Introduce techniques for simulating genealogies in forwards and backwards time, and the principle of recapitation. Discuss how to simulate multiple chromosomes and the Wright-Fisher vs Hudson coalescent. Explain how to record full ARGs during simulation to capture comprehensive genetic ancestry information. Showcase methods to visualize simulated ARGs, helping participants grasp the patterns and complexity of genealogies.  
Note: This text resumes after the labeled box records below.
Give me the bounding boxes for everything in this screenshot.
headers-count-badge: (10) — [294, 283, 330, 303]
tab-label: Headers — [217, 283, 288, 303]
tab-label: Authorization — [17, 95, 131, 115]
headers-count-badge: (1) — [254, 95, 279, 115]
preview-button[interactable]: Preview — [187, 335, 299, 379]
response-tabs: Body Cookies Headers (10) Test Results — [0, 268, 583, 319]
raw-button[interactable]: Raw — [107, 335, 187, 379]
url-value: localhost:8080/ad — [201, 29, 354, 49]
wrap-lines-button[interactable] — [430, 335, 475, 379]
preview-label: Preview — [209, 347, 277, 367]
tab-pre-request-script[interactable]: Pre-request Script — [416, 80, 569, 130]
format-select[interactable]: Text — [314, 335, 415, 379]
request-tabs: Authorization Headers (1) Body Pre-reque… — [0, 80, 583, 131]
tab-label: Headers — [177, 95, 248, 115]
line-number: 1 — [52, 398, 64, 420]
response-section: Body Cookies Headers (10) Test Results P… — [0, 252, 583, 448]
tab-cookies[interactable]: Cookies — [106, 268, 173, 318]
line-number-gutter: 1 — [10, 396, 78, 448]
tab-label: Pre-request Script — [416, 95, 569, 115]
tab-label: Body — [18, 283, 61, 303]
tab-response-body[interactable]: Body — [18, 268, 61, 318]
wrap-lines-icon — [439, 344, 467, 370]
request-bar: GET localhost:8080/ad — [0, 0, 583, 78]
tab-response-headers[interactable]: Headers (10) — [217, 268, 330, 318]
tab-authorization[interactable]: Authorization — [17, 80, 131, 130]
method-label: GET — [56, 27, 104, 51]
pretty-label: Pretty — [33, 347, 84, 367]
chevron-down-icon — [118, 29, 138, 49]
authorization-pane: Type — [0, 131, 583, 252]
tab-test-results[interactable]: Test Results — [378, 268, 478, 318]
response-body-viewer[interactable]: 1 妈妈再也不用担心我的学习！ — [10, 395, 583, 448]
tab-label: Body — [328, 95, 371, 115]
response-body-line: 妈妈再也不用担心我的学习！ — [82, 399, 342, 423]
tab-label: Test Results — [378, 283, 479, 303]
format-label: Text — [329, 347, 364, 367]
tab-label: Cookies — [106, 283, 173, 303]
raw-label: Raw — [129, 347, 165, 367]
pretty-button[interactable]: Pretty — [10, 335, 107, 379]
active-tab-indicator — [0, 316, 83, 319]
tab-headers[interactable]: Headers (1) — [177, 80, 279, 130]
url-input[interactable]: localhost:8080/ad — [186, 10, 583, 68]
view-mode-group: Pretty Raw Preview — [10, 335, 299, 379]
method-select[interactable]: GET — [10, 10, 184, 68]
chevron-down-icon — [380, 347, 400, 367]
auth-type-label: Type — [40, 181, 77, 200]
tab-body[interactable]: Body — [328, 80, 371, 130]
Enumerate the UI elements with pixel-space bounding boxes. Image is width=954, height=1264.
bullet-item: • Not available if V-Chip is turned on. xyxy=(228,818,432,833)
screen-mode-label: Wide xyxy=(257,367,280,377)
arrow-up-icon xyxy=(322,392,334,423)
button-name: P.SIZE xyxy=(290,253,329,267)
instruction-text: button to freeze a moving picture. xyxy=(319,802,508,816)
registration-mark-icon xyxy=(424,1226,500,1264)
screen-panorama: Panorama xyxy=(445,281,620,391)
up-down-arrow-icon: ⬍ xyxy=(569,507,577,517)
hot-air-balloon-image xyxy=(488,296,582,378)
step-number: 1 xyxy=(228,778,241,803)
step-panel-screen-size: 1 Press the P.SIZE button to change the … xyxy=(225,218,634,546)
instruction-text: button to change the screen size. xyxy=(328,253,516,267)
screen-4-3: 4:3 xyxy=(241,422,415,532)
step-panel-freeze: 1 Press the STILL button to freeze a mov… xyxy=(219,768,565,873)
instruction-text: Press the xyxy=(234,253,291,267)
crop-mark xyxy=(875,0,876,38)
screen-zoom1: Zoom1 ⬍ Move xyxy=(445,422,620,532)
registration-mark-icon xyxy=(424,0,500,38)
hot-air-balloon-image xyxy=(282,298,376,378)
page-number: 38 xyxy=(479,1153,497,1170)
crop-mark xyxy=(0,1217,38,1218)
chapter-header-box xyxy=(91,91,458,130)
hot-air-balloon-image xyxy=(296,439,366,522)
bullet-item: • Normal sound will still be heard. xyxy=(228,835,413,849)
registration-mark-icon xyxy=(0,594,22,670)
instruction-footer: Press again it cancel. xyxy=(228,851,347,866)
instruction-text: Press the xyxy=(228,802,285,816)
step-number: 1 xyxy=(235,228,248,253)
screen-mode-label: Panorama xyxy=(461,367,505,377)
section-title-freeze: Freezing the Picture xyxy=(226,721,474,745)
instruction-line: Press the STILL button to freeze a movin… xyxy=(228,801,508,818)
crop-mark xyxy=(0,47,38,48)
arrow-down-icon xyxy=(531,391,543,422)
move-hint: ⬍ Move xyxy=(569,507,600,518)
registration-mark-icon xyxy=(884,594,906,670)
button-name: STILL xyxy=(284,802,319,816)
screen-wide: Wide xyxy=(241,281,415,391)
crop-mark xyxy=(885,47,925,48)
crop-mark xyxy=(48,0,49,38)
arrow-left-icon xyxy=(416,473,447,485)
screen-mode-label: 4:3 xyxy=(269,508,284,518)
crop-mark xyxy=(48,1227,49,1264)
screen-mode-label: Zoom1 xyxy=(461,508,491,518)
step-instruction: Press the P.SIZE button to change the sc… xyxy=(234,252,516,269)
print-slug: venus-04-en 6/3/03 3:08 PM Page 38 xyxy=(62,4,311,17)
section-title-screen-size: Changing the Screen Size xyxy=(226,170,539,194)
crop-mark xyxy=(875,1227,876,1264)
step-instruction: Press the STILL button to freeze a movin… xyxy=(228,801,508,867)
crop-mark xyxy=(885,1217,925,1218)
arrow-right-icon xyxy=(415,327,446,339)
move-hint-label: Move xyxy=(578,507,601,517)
Talk & Practical: msprime (incl WF and Hudson models, multiple chromosomes, record_full_arg parameter, and likelihood calcs) Dive into the msprime library, a powerful tool for simulating data. Provide hands-on experience with running simulations, generating ARGs for multiple chromosomes, and recording full ARG information for analysis. Introduce likelihood calculations, enabling participants to assess the fit between observed data and simulated ARGs.  

 

Day 2 – Afternoon  

Dominance of Recombination Nodes if Unsimplified Discuss the significance of recombination nodes and how their dominance affects ARG analysis. Explain how unsimplified ARGs can impact forward simulations and the interpretation of genetic ancestry patterns. Stdpopsim Introduce Stdpopsim, a tool for generating standardized demographic models and simulating ARGs under different scenarios. Discuss the advantages of using standardized demographic models in population genetics research. SLiM Explore the use of SLiM (Selection Linked to Individual-based Models) in simulating complex evolutionary scenarios, including selection and demographic events. Highlight the versatility of SLiM in capturing various aspects of population genetics.  

 

Day 3 – Morning: Inferring ARGs Present different approaches for inferring ARGs from genetic data, emphasizing their strengths and limitations. Discuss popular tools such as ARGweaver (MCMC), Relate (tree construction), ARGneedle (threading), and tsinfer (HMM matching). Focus on tsinfer, incl. mismatch & SGkit Focus on tsinfer as a powerful tool for inferring ARGs based on a Hidden Markov Model (HMM) matching approach. Demonstrate the use of tsinfer for handling mismatched datasets and its integration with SGkit for enhanced analysis.  

 

Day 3 – Afternoon: Tsdate Introduce Tsdate, a method for dating ancestral recombination events within ARGs. Explain how Tsdate can provide valuable insights into the timing of recombination events in evolutionary history. Playtime with Real Datasets Provide participants with real genetic datasets to work with, applying the techniques learned throughout the workshop. Encourage exploration and analysis of ARGs from diverse populations and species to gain practical experience.  

 

Learning outcomes and competence

By the end of this 3-day workshop, participants will have gained valuable skills and knowledge in working with Ancestral Recombination Graphics using the tskit environment. They will be equipped to analyze, simulate, and interpret ARGs, contributing to their understanding of genetic ancestry and recombination events within populations. 

 

Prerequisites 

Familiarity with basic genetic concepts (alleles, mutations, genetic variation, etc.). Basic knowledge of Python programming (though not mandatory, it will be helpful). Participants are required to bring their laptops.